Sous la plume didactique de l’écrivain Patrick Chamoiseau, Aliker devient le récit limpide de la vie d’un homme dévoué à une cause au point d’y perdre la vie, le récit d’un homme qui, à cette période charnière que sont les années 1930 et que l’équipe du film a reconstitué avec beaucoup d’application et des moyens réduits, synthétise à lui-seul une grande partie des enjeux politiques et sociaux de l’époque à savoir le militantisme, le communisme, le racisme, le colonialisme, le journalisme...

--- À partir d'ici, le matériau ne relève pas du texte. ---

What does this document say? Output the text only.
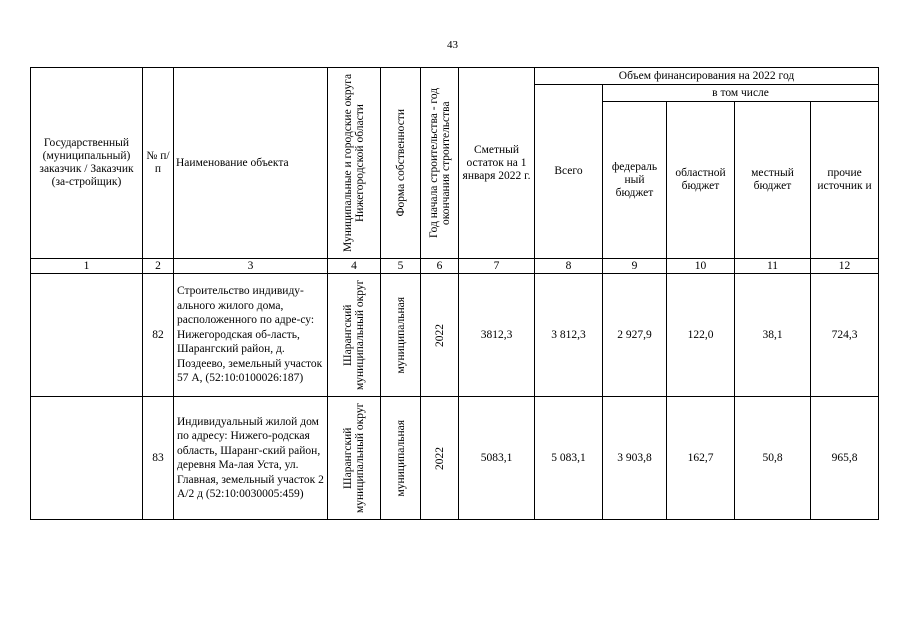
43
Государственный (муниципальный) заказчик / Заказчик (за-стройщик)	№ п/п	Наименование объекта	Муниципальные и городские округа Нижегородской области	Форма собственности	Год начала строительства - год окончания строительства	Сметный остаток на 1 января 2022 г.	Объем финансирования на 2022 год				
							Всего	в том числе			
								федераль ный бюджет	областной бюджет	местный бюджет	прочие источник и
1	2	3	4	5	6	7	8	9	10	11	12
	82	Строительство индивиду-ального жилого дома, расположенного по адре-су: Нижегородская об-ласть, Шарангский район, д. Поздеево, земельный участок 57 А, (52:10:0100026:187)	Шарангский муниципальный округ	муниципальная	2022	3812,3	3 812,3	2 927,9	122,0	38,1	724,3
	83	Индивидуальный жилой дом по адресу: Нижего-родская область, Шаранг-ский район, деревня Ма-лая Уста, ул. Главная, земельный участок 2 А/2 д (52:10:0030005:459)	Шарангский муниципальный округ	муниципальная	2022	5083,1	5 083,1	3 903,8	162,7	50,8	965,8
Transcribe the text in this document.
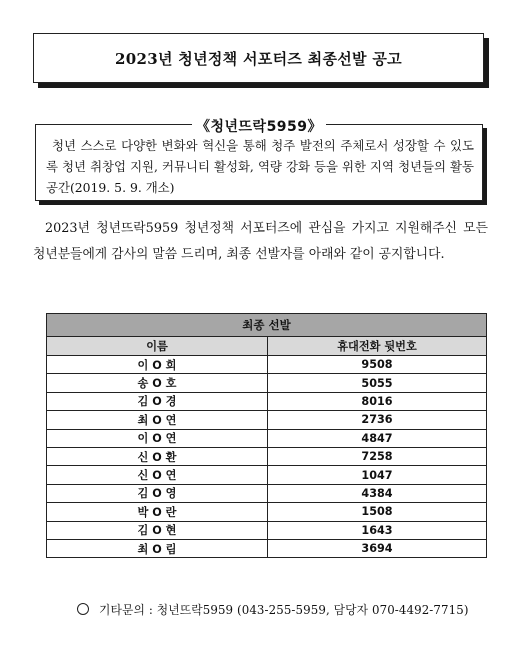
2023년 청년정책 서포터즈 최종선발 공고
청년 스스로 다양한 변화와 혁신을 통해 청주 발전의 주체로서 성장할 수 있도록 청년 취창업 지원, 커뮤니티 활성화, 역량 강화 등을 위한 지역 청년들의 활동 공간(2019. 5. 9. 개소)
《청년뜨락5959》
2023년 청년뜨락5959 청년정책 서포터즈에 관심을 가지고 지원해주신 모든 청년분들에게 감사의 말씀 드리며, 최종 선발자를 아래와 같이 공지합니다.
최종 선발	
이름	휴대전화 뒷번호
이 O 희	9508
송 O 호	5055
김 O 경	8016
최 O 연	2736
이 O 연	4847
신 O 환	7258
신 O 연	1047
김 O 영	4384
박 O 란	1508
김 O 현	1643
최 O 림	3694
기타문의 : 청년뜨락5959 (043-255-5959, 담당자 070-4492-7715)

Sous la caméra maladroite et télévisuelle de Guy Deslauriers, Aliker finit par ennuyer, à force de plans clichés étirés en longueur et de symbolisme facile. Dommage, car la vie et le personnage d’André Aliker aurait mérité sans doute un peu mieux que cette réalisation bâclée et ce casting bancal. Homme profondément courageux mais traumatisé par ce qu’il considère comme un acte de lâcheté durant la guerre des tranchées, Aliker cherchera toute sa vie à effacer cette honte qu’il garde tapie au fond de lui. Tourmenté en dedans, il sera brillant, drôle, fin analyste et fin styliste en société, contribuant à conduire le tout petit journal Justice vers les sommets du journalisme d’investigation. La peur qui le tenaille, André Aliker l’exorcisera par des actes de bravoure, comme de déclarer la guerre au plus gros planteur et usinier de la Martinique, le redoutable Eugène Aubert, surnommé le dragon.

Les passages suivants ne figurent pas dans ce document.